Labyrinth
Plot
Shiori Maezawa is a completely ordinary high school girl who finds herself in a deserted parallel world of Yokohama after her smartphone suddenly breaks. When she checks her phone, she finds photos of herself on her social media accounts that she does not remember posting. In order to stop her other self from going out of control, Shiori tries to escape from her smartphone's strange labyrinth.
Overall Series Review
Categorical Breakdown
The entire cast and setting are Japanese, and the story focuses on a personal identity crisis. Character merit and the content of one's soul—the real Shiori's value—are what define the core struggle, not race, gender, or immutable characteristics. No vilification of whiteness or historical "race-swapping" is present because the film is a contemporary Japanese original animation. The standard is universal meritocracy.

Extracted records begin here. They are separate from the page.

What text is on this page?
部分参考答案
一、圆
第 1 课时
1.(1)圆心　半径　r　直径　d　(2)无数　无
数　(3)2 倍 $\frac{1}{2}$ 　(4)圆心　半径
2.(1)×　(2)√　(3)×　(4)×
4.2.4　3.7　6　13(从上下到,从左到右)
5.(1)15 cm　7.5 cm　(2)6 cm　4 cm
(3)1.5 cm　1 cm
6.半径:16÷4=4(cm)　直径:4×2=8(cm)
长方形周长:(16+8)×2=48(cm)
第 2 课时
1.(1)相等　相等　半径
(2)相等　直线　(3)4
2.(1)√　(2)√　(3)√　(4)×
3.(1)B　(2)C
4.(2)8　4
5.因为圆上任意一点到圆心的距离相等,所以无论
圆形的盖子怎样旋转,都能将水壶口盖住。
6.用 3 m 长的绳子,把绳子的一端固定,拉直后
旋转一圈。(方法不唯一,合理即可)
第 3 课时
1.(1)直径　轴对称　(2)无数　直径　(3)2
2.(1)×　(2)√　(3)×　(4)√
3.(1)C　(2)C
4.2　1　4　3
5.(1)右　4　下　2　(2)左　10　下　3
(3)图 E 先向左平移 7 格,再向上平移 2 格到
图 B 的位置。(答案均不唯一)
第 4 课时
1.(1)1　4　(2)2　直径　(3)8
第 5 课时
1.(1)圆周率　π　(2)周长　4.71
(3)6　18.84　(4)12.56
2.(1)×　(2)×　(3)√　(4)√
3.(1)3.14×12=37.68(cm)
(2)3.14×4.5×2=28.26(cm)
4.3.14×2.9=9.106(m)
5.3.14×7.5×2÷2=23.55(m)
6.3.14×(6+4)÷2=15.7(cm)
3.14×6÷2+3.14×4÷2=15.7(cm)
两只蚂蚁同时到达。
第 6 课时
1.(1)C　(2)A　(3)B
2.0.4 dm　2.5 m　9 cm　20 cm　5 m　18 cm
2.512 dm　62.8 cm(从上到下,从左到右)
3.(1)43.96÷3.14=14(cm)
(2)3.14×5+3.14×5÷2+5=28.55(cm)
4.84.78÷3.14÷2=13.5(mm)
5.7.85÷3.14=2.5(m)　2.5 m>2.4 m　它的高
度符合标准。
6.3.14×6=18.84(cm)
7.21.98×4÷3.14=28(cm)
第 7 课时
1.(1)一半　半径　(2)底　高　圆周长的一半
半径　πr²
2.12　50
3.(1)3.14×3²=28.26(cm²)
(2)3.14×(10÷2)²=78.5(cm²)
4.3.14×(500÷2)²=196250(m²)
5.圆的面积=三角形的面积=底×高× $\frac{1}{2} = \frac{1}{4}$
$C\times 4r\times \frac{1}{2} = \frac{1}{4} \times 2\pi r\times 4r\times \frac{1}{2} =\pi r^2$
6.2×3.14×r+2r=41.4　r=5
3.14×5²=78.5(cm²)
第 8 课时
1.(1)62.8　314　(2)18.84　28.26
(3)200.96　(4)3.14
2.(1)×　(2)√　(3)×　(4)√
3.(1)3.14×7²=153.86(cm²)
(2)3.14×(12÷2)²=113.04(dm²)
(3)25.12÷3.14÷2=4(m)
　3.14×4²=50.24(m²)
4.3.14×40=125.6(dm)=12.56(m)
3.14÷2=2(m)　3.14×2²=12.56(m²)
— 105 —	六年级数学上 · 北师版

The setting, Yokohama, is portrayed as a deserted, surreal digital landscape, but the conflict is with modern technology and the digital self, not with Japan’s culture, civilization, or ancestors. The theme is about personal authenticity versus online fame, not civilizational self-hatred. There is no suggestion that the home culture or nation is fundamentally corrupt or racist.

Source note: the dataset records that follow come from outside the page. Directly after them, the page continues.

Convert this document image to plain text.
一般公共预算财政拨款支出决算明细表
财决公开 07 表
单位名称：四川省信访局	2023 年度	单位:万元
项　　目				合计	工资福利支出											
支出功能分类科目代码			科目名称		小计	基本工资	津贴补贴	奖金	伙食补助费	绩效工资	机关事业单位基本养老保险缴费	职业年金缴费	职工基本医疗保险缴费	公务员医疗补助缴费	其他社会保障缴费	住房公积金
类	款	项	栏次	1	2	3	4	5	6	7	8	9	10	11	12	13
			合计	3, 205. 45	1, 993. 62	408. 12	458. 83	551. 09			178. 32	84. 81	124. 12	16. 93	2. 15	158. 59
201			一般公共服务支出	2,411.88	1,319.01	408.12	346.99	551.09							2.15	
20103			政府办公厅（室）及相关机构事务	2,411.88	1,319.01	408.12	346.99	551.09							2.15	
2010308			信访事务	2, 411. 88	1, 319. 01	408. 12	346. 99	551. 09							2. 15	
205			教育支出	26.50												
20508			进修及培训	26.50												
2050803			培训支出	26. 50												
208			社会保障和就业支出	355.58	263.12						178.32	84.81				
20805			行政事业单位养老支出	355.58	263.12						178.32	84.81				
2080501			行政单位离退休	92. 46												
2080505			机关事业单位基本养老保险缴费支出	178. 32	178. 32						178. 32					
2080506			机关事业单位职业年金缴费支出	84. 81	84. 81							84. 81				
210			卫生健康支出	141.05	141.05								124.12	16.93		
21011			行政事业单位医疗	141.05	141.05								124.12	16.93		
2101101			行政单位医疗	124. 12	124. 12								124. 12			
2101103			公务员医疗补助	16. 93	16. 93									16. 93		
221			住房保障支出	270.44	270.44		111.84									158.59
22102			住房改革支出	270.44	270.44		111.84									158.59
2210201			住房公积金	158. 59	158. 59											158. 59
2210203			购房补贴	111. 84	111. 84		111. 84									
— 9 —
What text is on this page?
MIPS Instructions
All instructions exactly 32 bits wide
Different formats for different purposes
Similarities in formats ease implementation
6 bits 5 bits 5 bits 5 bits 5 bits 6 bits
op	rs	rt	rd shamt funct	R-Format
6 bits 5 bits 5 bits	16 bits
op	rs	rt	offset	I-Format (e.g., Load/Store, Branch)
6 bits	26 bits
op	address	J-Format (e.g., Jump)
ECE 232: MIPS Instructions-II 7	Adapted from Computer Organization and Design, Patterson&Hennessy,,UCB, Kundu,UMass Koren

The female lead's digital doppelgänger, "SHIORI," instantly becomes a perfect, confident pop icon and influencer, aligning with the "Girl Boss" or "Mary Sue" trope. However, this perfect version is the antagonist, the villain the real, imperfect Shiori must overcome to reclaim her life. The narrative sets up the perfect female archetype only to frame it as the false ideal and the source of the protagonist’s torment. The male characters have minor, supporting roles, neither being strongly emasculated nor acting as major protective figures. No anti-natalist or motherhood themes are present. The score is moderate because the trope is present but then critiqued.
The plot focuses entirely on Shiori's internal conflict and struggle with her digital identity and social media. There is no evidence in the plot or commentary of centering alternative sexualities, deconstructing the nuclear family, or lecturing on gender ideology. The structure is normative, focusing on a traditional teenage experience with modern problems.
The movie is a science-fiction/cyber-thriller focused on technology and the self. There is no discussion of or hostility toward religion, specifically Christianity, in the available plot details. The morality of the film is subjective, revolving around the value of an authentic self versus an online persona, which places the moral law within the individual's psychological journey. This secular moral focus on subjective "power dynamics" (social media popularity) over a transcendent, objective moral law earns a low-to-moderate score.